= Complete (complexity) =

Notion of the "hardest" or "most general" problem in a complexity class

In computational complexity theory, a computational problem is complete for a complexity class if it is, in a technical sense, among the "hardest" (or "most expressive") problems in the complexity class.

More formally, a problem p is called hard for a complexity class C under a given type of reduction if there exists a reduction (of the given type) from any problem in C to p. If a problem is both hard for the class and a member of the class, it is complete for that class (for that type of reduction).

A problem that is complete for a class C is said to be C-complete, and the class of all problems complete for C is denoted C-complete. The first complete class to be defined and the most well known is NP-complete, a class that contains many difficult-to-solve problems that arise in practice. Similarly, a problem hard for a class C is called C-hard, e.g. NP-hard.
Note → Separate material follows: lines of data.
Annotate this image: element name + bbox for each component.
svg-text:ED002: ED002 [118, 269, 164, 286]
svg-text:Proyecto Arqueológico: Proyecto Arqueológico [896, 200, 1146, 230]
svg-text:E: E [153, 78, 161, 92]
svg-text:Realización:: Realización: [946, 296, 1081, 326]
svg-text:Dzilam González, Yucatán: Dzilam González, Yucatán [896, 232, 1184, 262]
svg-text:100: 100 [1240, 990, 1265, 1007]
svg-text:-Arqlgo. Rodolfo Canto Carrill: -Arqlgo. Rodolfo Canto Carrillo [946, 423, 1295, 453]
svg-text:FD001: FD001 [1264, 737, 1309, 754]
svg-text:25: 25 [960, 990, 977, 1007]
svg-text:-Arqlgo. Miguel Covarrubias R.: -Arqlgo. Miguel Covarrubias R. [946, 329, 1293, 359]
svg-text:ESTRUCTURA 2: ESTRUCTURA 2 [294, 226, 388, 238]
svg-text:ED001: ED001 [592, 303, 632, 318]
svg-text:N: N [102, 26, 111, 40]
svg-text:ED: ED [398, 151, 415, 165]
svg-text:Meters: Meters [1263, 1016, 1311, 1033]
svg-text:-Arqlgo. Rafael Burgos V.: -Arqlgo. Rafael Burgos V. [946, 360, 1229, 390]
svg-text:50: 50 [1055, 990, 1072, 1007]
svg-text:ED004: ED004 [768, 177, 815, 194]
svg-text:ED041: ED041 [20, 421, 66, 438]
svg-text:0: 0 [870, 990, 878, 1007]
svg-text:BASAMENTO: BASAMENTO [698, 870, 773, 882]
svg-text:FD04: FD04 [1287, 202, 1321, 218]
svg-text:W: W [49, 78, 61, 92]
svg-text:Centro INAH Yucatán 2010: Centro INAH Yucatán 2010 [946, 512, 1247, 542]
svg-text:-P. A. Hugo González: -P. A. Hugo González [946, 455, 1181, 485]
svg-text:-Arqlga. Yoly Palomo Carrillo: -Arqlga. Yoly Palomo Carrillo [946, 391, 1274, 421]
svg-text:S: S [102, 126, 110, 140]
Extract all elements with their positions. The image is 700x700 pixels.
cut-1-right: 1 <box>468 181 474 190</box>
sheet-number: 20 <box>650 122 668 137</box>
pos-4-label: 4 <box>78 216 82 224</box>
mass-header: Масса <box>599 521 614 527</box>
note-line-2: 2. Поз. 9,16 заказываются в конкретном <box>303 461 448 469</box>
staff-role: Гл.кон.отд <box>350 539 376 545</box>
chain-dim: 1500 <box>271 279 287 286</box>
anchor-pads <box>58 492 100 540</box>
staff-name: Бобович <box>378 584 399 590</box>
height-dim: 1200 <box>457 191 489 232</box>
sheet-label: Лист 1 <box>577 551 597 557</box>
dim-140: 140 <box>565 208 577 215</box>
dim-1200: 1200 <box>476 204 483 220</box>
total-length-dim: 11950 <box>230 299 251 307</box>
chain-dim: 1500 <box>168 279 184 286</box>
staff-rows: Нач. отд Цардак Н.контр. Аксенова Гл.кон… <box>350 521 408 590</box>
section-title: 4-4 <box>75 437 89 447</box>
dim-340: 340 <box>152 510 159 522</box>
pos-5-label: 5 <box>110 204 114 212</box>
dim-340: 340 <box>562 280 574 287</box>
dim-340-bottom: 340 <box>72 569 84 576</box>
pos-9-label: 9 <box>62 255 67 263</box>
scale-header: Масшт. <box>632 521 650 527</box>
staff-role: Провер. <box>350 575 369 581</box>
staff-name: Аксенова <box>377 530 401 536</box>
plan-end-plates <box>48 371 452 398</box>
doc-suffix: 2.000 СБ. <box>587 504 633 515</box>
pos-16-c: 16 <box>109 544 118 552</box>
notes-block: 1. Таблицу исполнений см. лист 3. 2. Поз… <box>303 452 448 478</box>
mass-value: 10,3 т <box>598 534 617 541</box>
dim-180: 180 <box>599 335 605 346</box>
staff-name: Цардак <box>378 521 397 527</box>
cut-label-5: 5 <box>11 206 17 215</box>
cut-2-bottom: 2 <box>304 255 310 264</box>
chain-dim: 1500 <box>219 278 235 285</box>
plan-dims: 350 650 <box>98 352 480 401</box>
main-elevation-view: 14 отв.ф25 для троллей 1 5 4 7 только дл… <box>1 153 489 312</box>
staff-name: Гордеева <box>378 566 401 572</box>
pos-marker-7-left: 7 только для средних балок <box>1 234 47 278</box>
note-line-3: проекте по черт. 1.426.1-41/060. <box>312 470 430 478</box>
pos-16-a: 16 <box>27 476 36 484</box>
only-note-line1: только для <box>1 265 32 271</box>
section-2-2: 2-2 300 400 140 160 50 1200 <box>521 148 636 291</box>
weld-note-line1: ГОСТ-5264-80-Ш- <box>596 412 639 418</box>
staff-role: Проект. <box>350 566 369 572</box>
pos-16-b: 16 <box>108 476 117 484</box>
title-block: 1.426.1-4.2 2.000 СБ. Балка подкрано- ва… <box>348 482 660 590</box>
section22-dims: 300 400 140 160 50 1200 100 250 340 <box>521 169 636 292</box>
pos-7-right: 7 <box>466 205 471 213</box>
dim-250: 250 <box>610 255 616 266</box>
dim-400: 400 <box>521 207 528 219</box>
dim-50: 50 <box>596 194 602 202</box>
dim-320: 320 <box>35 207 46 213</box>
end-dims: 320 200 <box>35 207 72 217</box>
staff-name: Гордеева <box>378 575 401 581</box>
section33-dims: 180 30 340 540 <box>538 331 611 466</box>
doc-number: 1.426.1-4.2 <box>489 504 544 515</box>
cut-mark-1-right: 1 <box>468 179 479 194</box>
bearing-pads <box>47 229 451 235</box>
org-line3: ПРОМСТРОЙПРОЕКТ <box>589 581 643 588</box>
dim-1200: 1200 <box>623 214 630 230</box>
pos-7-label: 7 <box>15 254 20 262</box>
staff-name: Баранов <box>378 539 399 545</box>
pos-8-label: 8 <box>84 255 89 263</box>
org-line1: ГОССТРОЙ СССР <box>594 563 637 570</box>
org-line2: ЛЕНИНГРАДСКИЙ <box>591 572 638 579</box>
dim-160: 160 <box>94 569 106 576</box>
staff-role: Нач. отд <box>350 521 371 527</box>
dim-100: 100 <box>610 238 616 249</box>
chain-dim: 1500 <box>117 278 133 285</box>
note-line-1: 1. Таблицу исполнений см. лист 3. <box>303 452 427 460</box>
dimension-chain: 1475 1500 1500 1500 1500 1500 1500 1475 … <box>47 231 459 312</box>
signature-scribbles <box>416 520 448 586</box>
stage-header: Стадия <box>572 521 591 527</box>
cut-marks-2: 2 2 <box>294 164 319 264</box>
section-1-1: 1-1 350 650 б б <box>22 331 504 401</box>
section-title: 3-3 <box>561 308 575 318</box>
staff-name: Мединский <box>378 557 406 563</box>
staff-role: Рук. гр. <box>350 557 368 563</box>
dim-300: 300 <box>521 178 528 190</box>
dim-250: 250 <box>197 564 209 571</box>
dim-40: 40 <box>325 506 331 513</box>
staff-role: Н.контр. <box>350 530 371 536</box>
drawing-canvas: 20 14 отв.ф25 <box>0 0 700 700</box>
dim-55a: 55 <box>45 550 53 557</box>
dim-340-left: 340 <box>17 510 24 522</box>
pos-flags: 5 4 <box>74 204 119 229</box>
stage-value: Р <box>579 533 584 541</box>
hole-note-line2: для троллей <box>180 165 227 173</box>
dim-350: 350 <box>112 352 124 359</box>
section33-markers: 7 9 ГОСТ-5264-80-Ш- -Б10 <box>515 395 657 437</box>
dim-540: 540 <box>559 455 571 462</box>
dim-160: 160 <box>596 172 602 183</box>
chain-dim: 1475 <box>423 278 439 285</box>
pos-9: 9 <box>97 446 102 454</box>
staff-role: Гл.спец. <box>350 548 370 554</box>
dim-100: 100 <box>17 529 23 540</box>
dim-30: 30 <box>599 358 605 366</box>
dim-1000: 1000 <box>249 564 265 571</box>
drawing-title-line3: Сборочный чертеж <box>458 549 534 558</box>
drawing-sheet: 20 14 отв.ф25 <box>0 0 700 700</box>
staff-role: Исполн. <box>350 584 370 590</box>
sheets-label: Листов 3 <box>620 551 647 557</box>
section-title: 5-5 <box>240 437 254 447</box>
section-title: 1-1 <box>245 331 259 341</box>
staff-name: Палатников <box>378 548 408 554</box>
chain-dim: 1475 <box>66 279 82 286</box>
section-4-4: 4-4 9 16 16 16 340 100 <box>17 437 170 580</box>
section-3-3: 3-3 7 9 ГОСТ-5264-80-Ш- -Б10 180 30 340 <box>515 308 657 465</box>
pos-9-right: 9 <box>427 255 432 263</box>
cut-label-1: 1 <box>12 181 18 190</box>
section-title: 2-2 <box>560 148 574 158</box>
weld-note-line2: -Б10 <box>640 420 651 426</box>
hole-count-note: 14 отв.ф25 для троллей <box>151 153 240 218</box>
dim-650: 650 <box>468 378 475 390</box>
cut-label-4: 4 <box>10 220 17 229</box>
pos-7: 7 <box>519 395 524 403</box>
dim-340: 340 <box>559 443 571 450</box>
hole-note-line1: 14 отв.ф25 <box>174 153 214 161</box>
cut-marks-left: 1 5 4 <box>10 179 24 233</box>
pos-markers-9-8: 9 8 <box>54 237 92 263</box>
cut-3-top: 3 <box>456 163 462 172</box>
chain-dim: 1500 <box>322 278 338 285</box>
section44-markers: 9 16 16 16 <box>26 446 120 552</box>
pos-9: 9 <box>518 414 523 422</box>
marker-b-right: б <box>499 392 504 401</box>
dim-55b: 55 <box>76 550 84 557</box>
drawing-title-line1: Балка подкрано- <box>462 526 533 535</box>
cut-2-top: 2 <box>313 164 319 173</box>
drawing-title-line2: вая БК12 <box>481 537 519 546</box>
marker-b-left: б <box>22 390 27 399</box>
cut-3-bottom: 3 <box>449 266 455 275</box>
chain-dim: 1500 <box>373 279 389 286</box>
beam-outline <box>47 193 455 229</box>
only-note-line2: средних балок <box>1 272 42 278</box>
Normally, it is assumed that the reduction in question does not have higher computational complexity than the class itself. Therefore, it may be said that if a C-complete problem has a "computationally easy" solution, then all problems in "C" have an "easy" solution.

Generally, complexity classes that have a computable enumeration have known complete problems, whereas classes that lack a computable enumeration have none. For example, NP, co-NP, PLS, PPA all have known natural complete problems.

There are classes without complete problems. For example, Sipser showed that there is a language M such that BPP^{M} (BPP with oracle M) has no complete problems.